On Feb. 22, 2018, Team USA found themselves in the same position as four years earlier – facing Team Canada in the gold-medal game.

Fueled by Jocelyne’s pre-game pancakes (find the recipe here), the Lamoureuxes took the ice, with their family in the stands. Down 2-1 in the third, Monique scored the clutch, game-tying goal off a backhand pass to end regulation. And in the decisive shootout, Jocelyne scored the gold-medal-winning goal for Team USA.

If their frozen pond in Grand Forks was the perfect place to start, hearing the national anthem play in PyeongChang with Olympic gold around their necks was the perfect place to end.

And while winning an Olympic gold was the original goal, Monique and Jocelyne take pride in more than medals.

“To get where we were, to play like we did, there’s very few people that understand the amount of day-to-day work and sacrifice that goes into that,” Jocelyne says. “From a more important life aspect, I look back on what we did in 2017 with our team, fighting for more for young girls and women in the sport of hockey – and how that transcends into everyday life – will, for sure, be what we’re most proud of.”

Monique and Jocelyne retired from playing hockey professionally in 2021. They now run the Monique and Jocelyne Lamoureux Foundation to help provide equal opportunities for kids in the education space. And they are busy moms, too, making sure there are plenty of cookies to entice their 3-year-old boys to skate in the rink Jocelyne’s husband made in their backyard this winter.

If there’s a message in Monique and Jocelyne’s story, it’s in the wish Jocelyne holds for her own baby girl, Hazel-Ann.

“Whatever our son can dream, we want those dreams for our daughter,” Jocelyne says. “There should be no reason, at any point in her life, where we have to say, ‘You know what, Honey, you’re a girl and you can’t do the same things your brother can do.’”

Cally Peterson is editor of North Dakota Living. She can be reached at cpeterson@ndarec.com.



THE MONIQUE AND JOCELYNE LAMOUREUX FOUNDATION
North Dakota’s first Olympic gold medalists, Monique Lamoureux-Morando and Jocelyne Lamoureux-Davidson, created the Monique and Jocelyne Lamoureux Foundation to support kids in need through funding of educational and extracurricular programs, primarily in North Dakota.
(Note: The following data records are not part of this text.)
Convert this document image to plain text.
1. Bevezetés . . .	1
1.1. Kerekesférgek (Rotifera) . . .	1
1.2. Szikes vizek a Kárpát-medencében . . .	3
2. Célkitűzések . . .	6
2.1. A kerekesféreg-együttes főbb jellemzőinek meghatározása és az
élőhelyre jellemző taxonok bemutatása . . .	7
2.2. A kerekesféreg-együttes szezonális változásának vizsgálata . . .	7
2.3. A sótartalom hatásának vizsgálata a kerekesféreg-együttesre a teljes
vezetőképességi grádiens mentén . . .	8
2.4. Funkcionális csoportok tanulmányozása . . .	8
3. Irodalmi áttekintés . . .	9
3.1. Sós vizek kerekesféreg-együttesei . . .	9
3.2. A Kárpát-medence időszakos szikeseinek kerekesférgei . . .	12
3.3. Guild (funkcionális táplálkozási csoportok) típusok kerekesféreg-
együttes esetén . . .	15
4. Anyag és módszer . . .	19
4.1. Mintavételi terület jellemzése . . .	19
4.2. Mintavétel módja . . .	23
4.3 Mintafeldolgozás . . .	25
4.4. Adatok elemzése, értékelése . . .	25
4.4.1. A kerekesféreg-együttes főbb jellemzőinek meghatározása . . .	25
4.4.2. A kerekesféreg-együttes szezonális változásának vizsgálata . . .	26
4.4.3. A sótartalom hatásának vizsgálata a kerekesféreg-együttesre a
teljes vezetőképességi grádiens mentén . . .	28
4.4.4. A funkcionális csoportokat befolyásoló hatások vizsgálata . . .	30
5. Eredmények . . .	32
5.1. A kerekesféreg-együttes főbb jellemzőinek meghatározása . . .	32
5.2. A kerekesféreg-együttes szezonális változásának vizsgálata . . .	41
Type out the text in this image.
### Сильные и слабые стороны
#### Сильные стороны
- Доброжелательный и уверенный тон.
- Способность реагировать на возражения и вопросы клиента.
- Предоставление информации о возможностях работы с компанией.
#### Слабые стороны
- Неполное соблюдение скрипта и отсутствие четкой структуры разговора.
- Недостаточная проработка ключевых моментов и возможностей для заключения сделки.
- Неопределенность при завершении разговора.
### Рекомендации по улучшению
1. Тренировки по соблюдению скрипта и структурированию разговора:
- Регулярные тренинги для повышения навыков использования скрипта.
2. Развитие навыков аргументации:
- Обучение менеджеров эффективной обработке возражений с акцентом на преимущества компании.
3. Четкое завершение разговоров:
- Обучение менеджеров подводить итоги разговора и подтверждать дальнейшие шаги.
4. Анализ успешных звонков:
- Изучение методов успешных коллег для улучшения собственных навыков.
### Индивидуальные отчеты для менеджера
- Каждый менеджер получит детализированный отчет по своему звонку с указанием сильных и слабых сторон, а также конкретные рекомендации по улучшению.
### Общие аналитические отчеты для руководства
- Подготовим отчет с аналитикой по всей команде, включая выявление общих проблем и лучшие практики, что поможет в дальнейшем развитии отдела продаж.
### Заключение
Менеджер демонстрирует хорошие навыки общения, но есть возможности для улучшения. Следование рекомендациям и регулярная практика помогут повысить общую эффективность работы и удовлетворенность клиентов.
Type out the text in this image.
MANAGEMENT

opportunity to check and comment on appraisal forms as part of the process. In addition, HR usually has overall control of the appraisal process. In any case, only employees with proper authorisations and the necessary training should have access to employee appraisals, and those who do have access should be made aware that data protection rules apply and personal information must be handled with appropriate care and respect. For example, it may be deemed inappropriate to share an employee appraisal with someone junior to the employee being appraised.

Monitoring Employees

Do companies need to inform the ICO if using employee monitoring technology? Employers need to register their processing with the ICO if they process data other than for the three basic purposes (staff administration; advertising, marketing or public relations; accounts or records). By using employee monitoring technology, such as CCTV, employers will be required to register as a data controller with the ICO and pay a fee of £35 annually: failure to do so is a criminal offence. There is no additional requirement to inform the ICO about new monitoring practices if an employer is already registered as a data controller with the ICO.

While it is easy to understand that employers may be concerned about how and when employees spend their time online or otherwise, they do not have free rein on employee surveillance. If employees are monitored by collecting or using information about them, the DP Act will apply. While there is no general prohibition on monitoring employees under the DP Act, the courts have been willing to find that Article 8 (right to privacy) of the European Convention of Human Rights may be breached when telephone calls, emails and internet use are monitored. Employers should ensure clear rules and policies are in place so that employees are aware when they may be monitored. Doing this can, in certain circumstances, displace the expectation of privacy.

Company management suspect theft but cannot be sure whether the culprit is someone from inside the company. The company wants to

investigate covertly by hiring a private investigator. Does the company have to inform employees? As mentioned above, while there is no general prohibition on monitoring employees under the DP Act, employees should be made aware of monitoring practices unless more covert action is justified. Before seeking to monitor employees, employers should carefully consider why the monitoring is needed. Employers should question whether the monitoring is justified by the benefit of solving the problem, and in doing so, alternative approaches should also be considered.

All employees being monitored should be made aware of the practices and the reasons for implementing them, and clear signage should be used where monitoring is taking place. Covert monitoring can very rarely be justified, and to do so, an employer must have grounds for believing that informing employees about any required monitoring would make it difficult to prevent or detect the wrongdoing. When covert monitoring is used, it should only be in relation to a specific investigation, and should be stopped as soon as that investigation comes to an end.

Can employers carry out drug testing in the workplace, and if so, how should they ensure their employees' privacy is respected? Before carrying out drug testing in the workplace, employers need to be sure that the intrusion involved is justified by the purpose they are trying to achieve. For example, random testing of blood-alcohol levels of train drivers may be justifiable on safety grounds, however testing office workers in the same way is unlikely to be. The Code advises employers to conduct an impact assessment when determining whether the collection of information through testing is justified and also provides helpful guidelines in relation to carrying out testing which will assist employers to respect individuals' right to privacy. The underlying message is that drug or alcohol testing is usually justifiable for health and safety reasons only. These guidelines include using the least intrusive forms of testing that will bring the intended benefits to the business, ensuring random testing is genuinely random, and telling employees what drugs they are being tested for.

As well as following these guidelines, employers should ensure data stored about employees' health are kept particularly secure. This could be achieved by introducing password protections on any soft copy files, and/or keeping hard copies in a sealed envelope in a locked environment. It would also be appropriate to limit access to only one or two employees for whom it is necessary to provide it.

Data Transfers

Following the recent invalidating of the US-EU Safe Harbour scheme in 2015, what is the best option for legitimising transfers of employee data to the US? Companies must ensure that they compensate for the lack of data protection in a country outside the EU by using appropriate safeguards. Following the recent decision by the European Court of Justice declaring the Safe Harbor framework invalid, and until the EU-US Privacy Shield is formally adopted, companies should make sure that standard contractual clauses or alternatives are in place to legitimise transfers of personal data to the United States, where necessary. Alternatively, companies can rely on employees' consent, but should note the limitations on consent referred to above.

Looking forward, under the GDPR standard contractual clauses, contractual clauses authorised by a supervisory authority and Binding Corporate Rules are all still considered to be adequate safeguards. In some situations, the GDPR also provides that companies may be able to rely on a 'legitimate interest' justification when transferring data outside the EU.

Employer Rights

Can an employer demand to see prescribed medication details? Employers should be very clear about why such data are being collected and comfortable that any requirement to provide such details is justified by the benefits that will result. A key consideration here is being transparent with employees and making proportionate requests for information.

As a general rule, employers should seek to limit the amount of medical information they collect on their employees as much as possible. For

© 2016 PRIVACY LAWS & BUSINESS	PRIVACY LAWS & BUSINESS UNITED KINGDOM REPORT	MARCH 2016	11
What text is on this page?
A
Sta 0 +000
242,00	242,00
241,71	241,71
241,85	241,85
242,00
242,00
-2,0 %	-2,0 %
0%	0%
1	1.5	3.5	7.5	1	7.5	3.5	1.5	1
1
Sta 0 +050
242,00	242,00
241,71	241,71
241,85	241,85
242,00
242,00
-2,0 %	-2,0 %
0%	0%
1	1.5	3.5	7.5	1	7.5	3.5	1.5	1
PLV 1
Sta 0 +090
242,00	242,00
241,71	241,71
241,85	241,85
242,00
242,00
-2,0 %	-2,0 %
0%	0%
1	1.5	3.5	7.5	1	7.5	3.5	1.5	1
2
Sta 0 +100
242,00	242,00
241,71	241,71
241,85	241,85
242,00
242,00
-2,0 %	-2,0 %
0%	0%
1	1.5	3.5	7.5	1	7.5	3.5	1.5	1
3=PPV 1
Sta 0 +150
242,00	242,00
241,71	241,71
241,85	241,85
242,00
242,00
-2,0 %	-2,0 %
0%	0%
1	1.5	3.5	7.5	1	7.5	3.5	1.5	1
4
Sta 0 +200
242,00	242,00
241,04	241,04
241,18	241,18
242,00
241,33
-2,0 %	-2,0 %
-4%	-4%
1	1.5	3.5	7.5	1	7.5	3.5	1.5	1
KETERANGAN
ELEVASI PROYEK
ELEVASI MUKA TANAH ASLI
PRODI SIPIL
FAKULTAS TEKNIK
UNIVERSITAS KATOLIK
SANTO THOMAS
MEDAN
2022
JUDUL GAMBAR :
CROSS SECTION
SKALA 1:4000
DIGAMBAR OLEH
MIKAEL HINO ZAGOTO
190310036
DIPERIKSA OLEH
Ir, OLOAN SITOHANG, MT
Lamoureux twins“Growing up, our parents taught us to work to level the playing field – to cheer for the one behind. Those lessons went beyond sports and became the core set of values we carry with us today,” the twins’ website states. “Our new foundation will be making grants locally to level the playing field for kids from disadvantaged communities, mostly in the education space. We’re going to advocate for these kids, we’re going to cheer for them, because they are being left behind. And we’re confident that this work will make a difference in our North Dakota community.”

To date, the Lamoureux foundation has made an impact in the Grand Forks and Fargo school systems and is expanding its efforts in rural areas. The foundation has helped:
• Offset costs for the National School Lunch Program to provide hot lunches to children
• Fund a meal program for families in need during the pandemic
• Expand broadband access to families and afford virtual learning opportunities to students
• Provide for essential-need items in schools
• Outfit bathrooms with feminine product dispensers and provide feminine products free to students.